1.7 Comparison with other approaches
| Approach | Data source | Relationship type | Limitation |
|---|---|---|---|
| Traditional statistical analysis | Numerical | Correlation | Doesn’t distinguish cause from effect |
| Statistical causal discovery | Numerical | Causal (estimated) | Requires large volumes; may err on direction |
| Traditional qualitative research | Textual | Qualitative | Unstructured; hard to integrate |
| Synesis | Textual | Causal (documented) | Requires human analysis; complements statistics |
The ideal combination: use Synesis to structure qualitative knowledge, statistical causal discovery for numerical data, and integrate both in a Causal Knowledge Graph.
1.8 Integrated use scenario
Imagine a company wanting to simultaneously improve: - Success rate in commercial negotiations - Employee engagement - Project delivery quality
Flow with Synesis:
- Structured collection
- Engagement surveys documented in Synesis
- Negotiation analysis documented in Synesis
- Quality reports documented in Synesis
- Connection identification
- Statistical discovery identifies: Engagement → Delivery Quality
- Synesis documents: Teamwork → Engagement (from literature)

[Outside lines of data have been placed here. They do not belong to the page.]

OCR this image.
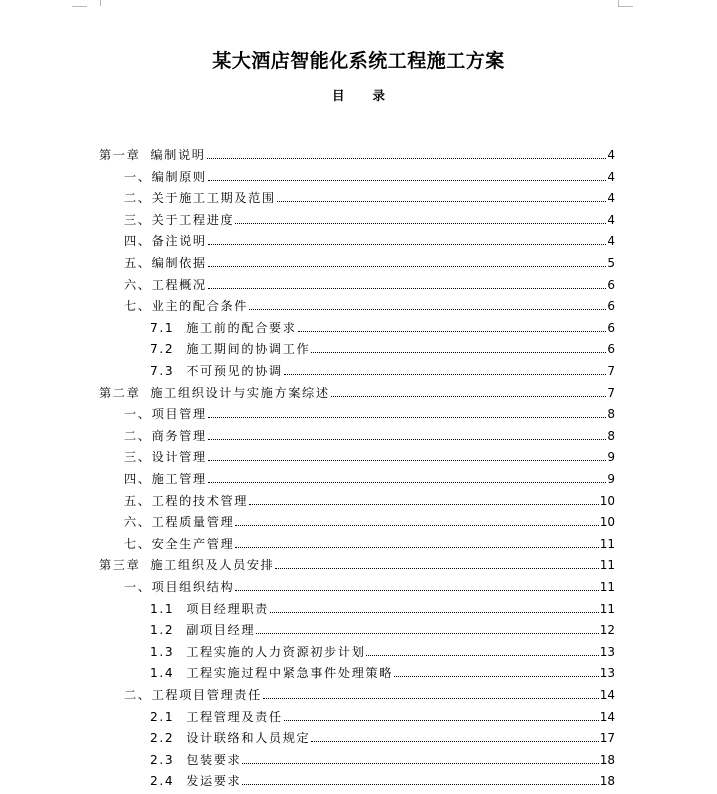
某大酒店智能化系统工程施工方案
目 录
第一章 编制说明	4
一、编制原则	4
二、关于施工工期及范围	4
三、关于工程进度	4
四、备注说明	4
五、编制依据	5
六、工程概况	6
七、业主的配合条件	6
7.1 施工前的配合要求	6
7.2 施工期间的协调工作	6
7.3 不可预见的协调	7
第二章 施工组织设计与实施方案综述	7
一、项目管理	8
二、商务管理	8
三、设计管理	9
四、施工管理	9
五、工程的技术管理	10
六、工程质量管理	10
七、安全生产管理	11
第三章 施工组织及人员安排	11
一、项目组织结构	11
1.1 项目经理职责	11
1.2 副项目经理	12
1.3 工程实施的人力资源初步计划	13
1.4 工程实施过程中紧急事件处理策略	13
二、工程项目管理责任	14
2.1 工程管理及责任	14
2.2 设计联络和人员规定	17
2.3 包装要求	18
2.4 发运要求	18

- Synesis documents: Delivery Quality → Customer Trust (from negotiations)
- Integrated graph
- Teamwork → Engagement → Quality → Trust → Negotiation Success
- Grounded recommendation
- Investing in teamwork initiatives has documented cascade effect up to commercial results
1.9 Getting started with Synesis
1.9.1 For organizations
- Identify a pilot domain — HR, operations, or commercial are good starting points
- Define initial vocabulary — what concepts are relevant for your decisions?
- Train analysts — the learning curve is low for those who already work with qualitative data
- Integrate with existing processes — Synesis complements, doesn’t replace, current tools
1.9.2 For individual professionals
- Experiment with a small project — a literature review, a set of interviews
- Focus on causal relationships — always ask “what causes what?”
- Maintain consistency — use the same terms for the same concepts
- Document your interpretations — the annotation is as important as the citation
1.10 Frequently asked questions
1.10.1 Does Synesis replace BI or analytics tools?
No. Synesis works with qualitative knowledge and integrates with quantitative tools. It’s a complement, not a replacement.
1.10.2 Do I need technical knowledge to use it?
The syntax is simple and readable. Research, analysis, and management professionals can learn quickly. Programming is not required.
1.10.3 How does Synesis relate to artificial intelligence?
AI systems that work with causal reasoning need structured knowledge. Synesis provides this knowledge from sources that AI can’t process alone with the same quality.
1.10.4 What’s the difference between Synesis and simply using spreadsheets?
Spreadsheets have no consistency validation, don’t natively structure causal relationships, and don’t guarantee traceability. Synesis was specifically designed for causal knowledge capture.
1.11 Conclusion
In a world where decisions need to be increasingly data-grounded, qualitative knowledge can’t be left out. Synesis offers a bridge between expert knowledge — dispersed in documents, reports, and observations — and the analysis systems that support decision making.
The combination of structured causal knowledge with statistical analysis represents the next step in the evolution of organizational intelligence: decisions not only based on data, but based on causal understanding of phenomena.
Synesis: transforming dispersed knowledge into actionable intelligence.